As lawyers specialising in corporate law, we often advise institutions and individuals keen to invest in businesses, or investee companies seeking such investment. In many cases, the investee company has one or more executives whose continued involvement in the business may be a crucial part of the investment decision. Here are some of the protections which an investor may seek in those circumstances.
Usually, the investee company and all its shareholders (including the investor) will enter into an investment/shareholders’ agreement when the investment is made.

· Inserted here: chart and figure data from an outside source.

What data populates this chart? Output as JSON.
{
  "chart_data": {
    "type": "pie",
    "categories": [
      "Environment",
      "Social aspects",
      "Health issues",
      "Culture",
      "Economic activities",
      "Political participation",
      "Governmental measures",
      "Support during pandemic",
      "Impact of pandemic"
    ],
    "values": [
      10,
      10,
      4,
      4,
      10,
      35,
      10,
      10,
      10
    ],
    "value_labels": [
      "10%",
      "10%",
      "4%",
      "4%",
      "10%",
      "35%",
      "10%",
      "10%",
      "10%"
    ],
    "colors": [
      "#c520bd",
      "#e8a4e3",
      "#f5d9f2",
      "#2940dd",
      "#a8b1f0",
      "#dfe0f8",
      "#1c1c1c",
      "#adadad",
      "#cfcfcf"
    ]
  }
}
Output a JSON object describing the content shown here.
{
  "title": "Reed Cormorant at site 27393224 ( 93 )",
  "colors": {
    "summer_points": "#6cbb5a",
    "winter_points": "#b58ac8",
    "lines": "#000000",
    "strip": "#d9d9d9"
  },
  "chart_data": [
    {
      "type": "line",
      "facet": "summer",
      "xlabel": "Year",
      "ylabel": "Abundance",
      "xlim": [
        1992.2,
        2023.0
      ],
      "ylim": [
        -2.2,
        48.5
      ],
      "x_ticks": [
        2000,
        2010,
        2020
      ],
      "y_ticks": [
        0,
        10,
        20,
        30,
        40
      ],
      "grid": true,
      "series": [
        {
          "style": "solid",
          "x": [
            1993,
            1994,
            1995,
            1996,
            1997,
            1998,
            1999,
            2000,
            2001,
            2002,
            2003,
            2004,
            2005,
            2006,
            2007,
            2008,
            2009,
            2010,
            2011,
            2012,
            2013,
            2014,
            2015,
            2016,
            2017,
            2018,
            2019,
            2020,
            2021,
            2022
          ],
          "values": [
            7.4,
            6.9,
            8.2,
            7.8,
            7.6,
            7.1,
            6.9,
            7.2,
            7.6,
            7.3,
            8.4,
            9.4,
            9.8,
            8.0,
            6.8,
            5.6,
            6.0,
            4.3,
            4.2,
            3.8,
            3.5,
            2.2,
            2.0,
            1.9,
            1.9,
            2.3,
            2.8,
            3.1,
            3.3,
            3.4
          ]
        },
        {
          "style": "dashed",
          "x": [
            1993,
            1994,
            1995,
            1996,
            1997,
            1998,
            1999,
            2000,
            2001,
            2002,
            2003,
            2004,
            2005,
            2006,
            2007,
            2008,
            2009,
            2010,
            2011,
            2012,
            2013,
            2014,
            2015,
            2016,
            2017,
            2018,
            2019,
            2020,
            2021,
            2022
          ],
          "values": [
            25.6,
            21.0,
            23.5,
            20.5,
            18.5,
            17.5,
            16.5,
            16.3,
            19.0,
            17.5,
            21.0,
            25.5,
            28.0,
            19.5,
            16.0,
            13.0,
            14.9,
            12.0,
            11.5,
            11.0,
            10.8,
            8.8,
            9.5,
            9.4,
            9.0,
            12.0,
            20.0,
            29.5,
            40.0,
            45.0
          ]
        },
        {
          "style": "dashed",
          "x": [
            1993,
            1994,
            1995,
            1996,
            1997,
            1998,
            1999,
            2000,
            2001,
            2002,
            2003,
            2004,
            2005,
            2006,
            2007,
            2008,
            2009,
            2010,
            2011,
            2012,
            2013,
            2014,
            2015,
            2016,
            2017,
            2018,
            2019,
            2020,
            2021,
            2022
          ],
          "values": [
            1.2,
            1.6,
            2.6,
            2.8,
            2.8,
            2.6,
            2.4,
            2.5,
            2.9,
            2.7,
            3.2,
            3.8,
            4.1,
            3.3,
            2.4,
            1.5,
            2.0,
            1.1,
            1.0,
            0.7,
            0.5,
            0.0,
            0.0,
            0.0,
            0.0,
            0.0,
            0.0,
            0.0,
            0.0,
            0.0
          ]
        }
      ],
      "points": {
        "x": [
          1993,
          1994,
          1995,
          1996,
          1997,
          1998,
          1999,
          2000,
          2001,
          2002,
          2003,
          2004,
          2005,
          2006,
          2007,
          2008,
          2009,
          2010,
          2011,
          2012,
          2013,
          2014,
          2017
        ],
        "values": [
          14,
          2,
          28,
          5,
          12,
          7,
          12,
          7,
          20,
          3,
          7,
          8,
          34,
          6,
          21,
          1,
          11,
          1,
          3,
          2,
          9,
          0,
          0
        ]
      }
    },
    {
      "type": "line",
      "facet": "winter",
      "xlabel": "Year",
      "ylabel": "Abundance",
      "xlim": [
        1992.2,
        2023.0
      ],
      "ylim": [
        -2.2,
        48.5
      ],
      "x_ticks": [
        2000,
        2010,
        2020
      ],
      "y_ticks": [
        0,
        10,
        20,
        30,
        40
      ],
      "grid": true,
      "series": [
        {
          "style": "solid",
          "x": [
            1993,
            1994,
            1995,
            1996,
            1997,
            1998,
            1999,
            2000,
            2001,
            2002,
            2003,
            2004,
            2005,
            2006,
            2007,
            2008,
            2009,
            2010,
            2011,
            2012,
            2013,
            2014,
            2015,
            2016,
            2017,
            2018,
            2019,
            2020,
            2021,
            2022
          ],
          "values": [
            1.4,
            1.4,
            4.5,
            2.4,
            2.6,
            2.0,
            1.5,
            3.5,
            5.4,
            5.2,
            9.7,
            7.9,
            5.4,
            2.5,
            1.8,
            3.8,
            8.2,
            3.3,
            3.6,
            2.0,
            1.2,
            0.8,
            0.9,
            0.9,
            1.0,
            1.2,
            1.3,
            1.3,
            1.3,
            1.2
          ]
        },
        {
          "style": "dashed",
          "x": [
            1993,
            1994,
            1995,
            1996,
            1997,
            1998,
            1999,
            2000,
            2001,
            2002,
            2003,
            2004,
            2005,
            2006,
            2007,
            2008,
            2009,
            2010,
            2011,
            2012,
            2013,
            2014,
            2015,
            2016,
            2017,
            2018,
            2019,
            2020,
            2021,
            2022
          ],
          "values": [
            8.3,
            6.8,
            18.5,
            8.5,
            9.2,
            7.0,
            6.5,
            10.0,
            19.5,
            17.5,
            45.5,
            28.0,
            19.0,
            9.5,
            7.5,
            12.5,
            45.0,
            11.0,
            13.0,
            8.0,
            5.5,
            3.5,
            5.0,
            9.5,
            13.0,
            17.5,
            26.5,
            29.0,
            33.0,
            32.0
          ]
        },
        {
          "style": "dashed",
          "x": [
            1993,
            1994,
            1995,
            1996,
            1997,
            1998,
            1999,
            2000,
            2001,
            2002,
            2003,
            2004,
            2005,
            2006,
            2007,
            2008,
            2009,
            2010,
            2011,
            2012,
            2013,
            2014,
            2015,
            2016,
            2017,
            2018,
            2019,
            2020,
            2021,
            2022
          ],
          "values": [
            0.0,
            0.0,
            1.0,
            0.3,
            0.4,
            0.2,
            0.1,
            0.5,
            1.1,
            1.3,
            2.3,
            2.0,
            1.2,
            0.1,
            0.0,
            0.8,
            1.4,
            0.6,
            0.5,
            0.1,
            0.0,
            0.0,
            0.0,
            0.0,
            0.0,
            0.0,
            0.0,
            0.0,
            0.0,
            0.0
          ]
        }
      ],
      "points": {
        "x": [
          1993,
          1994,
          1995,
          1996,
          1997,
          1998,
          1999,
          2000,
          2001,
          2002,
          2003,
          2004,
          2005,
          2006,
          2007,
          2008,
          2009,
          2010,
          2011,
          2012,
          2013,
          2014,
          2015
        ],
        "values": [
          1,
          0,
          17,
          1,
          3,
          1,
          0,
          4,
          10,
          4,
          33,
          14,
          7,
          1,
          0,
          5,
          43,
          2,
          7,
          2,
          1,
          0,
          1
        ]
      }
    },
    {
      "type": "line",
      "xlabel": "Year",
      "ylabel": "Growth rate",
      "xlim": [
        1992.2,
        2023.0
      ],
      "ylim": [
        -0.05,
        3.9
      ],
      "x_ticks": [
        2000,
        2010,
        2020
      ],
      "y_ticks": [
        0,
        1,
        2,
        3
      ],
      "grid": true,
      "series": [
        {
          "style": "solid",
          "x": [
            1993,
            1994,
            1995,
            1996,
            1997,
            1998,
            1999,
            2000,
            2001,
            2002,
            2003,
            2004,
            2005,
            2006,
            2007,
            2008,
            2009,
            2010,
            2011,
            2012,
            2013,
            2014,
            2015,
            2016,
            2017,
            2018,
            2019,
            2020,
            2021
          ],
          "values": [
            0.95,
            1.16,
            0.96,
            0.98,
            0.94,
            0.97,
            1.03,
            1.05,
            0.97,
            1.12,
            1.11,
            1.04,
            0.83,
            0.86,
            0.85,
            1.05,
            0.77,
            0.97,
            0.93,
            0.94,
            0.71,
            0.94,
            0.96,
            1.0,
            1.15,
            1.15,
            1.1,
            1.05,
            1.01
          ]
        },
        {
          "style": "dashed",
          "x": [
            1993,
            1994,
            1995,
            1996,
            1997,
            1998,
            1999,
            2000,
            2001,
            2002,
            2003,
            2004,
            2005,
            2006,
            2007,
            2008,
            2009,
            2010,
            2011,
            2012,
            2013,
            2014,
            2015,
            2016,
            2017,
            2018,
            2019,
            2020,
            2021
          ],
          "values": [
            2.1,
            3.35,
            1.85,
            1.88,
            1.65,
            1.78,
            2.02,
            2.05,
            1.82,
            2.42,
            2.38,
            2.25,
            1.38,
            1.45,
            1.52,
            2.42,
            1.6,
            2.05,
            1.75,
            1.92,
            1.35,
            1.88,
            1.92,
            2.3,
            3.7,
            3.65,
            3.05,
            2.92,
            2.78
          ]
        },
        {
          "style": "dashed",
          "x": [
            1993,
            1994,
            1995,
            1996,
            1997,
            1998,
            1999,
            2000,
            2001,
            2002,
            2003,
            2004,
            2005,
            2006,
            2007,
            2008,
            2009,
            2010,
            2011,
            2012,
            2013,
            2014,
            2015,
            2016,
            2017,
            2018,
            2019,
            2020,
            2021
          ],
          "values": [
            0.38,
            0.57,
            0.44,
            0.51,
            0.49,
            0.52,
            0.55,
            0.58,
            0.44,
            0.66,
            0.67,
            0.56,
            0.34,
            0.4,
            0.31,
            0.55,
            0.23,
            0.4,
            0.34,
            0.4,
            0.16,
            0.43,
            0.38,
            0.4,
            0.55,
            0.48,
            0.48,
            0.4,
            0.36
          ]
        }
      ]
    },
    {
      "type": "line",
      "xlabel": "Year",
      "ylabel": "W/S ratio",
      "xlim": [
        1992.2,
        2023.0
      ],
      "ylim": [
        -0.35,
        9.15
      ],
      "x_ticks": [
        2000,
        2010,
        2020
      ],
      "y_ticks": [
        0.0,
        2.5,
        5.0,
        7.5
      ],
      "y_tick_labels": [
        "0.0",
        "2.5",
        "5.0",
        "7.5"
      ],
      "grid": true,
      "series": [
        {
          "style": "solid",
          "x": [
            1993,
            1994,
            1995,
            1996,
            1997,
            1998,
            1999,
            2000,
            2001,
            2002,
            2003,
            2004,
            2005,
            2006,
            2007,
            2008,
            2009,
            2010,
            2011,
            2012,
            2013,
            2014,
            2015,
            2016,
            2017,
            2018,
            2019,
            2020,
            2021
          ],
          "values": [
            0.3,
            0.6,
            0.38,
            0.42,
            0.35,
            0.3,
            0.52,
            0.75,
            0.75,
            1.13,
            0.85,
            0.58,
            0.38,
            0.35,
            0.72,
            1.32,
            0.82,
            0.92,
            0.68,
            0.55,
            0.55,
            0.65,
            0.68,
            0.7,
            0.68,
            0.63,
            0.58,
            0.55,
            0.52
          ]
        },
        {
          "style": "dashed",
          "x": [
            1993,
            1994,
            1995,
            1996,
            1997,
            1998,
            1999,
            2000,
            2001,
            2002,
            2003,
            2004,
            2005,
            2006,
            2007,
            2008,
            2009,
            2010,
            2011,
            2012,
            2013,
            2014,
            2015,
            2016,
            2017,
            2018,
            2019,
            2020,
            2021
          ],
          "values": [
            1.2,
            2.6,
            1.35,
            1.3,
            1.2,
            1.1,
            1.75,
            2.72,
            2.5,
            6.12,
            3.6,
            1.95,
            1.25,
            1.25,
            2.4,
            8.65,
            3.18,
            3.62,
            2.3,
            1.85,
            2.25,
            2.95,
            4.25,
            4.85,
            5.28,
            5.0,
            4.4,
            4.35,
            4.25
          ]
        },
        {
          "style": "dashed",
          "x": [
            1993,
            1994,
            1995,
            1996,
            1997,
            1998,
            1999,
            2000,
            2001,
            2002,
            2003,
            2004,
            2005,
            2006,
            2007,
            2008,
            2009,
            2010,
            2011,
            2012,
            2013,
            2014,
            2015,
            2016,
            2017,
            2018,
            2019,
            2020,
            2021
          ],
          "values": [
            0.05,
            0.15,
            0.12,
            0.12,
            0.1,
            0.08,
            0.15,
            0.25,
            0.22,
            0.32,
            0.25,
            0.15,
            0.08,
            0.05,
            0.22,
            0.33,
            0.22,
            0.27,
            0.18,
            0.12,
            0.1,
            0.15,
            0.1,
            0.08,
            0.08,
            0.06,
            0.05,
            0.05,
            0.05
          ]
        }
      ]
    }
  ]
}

Often, this sets out specific matters which cannot be undertaken without the prior approval of the investor, including the hiring or removal of key executives, or the alteration of their remuneration or other material terms of their employment.
The investment/shareholders’ agreement (and the investee company’s constitutional documents) may also provide that upon the occurrence of specified events (such as the departure of a key employee), the investor’s rights will be enhanced (for instance, by increasing voting rights at board/shareholder level, and entitling the investor to require accelerated repayment of any debt or preference share capital provided by it to the investee company).
The purpose of these provisions is not of course to enable the investor to interfere with the management’s conduct of the business of the investee company, but rather to ensure that the investor can step in (and exercise greater executive influence) if there are significant changes at the executive level which may potentially threaten the value of the investment.
Restrictive and Other Covenants
The investment/shareholders’ agreement (and senior employees’ service agreements) should also contain restrictive covenants, which prevent shareholders/key employees from competing with the company, or from poaching the company’s customers, suppliers and staff. Restrictive covenants last for a specified period after they leave the company (usually up to 24 months). Both the investor and the investee company should also ensure that service agreements contain gardening leave provisions, so that if a key employee leaves, he can be required to serve out his notice period away from his place of work – this reduces the opportunity for the employee to solicit business for a new employer by contacting the company’s existing customers/suppliers, or misusing the company’s confidential information or intellectual property prior to his departure.
These provisions require careful drafting to ensure, so far as possible, that they are legally enforceable.
Usually, the constitutional documents of an investee company contain provisions requiring departing employees who are shareholders to offer their shares for sale, to the other continuing shareholders and, sometimes, to the company itself. This is important, from the perspective of both investor and investee company, in order to ensure that former employees do not participate in the growth of the investee company after they leave and cease to contribute. These so-called “leaver provisions” usually differentiate between a “good leaver” and a “bad leaver”, depending on the circumstances of their departure. Although there are many variables, usually employees who are severely unwell or die during the period of their employment, or who are unlawfully dismissed by the investee company are categorised as ‘good leavers’, whereas employees who leave for any other reason are categorised as “bad leavers”. The important differentiator is that “good leavers” are usually entitled to receive market value for their shares, but “bad leavers” may only receive the face or par value of their shares or the amount they paid for them when they were acquired.
In some cases, the constitutional documents will enable the investee company (and/or its continuing shareholders) to “claw back” part of the purchase price paid to a departing employee, where that employee was treated as a “good leaver” on departure but subsequently became “bad” by joining a competitor, in breach of the restrictive covenants contained in his service agreement or the investment/shareholders’ agreement.
Where a departing executive holds options (but not existing shares) in the investee company, an investor will usually expect the options to lapse automatically on departure – again, to avoid any former employee having any continuing stake in the future business.
In summary, although there may be scope to negotiate the detail of some of these restrictions with an investor, generally management and the investee company should recognise that many of these requirements are a necessary by-product of obtaining external investment. Ultimately, the motivation of an investor to insist upon these provisions is to protect the value of their investment, rather than using them as a means of interfering with the management of the business. Further, in most cases, these protections are in the commercial interests of the investee company and its other shareholders, as well as the investor.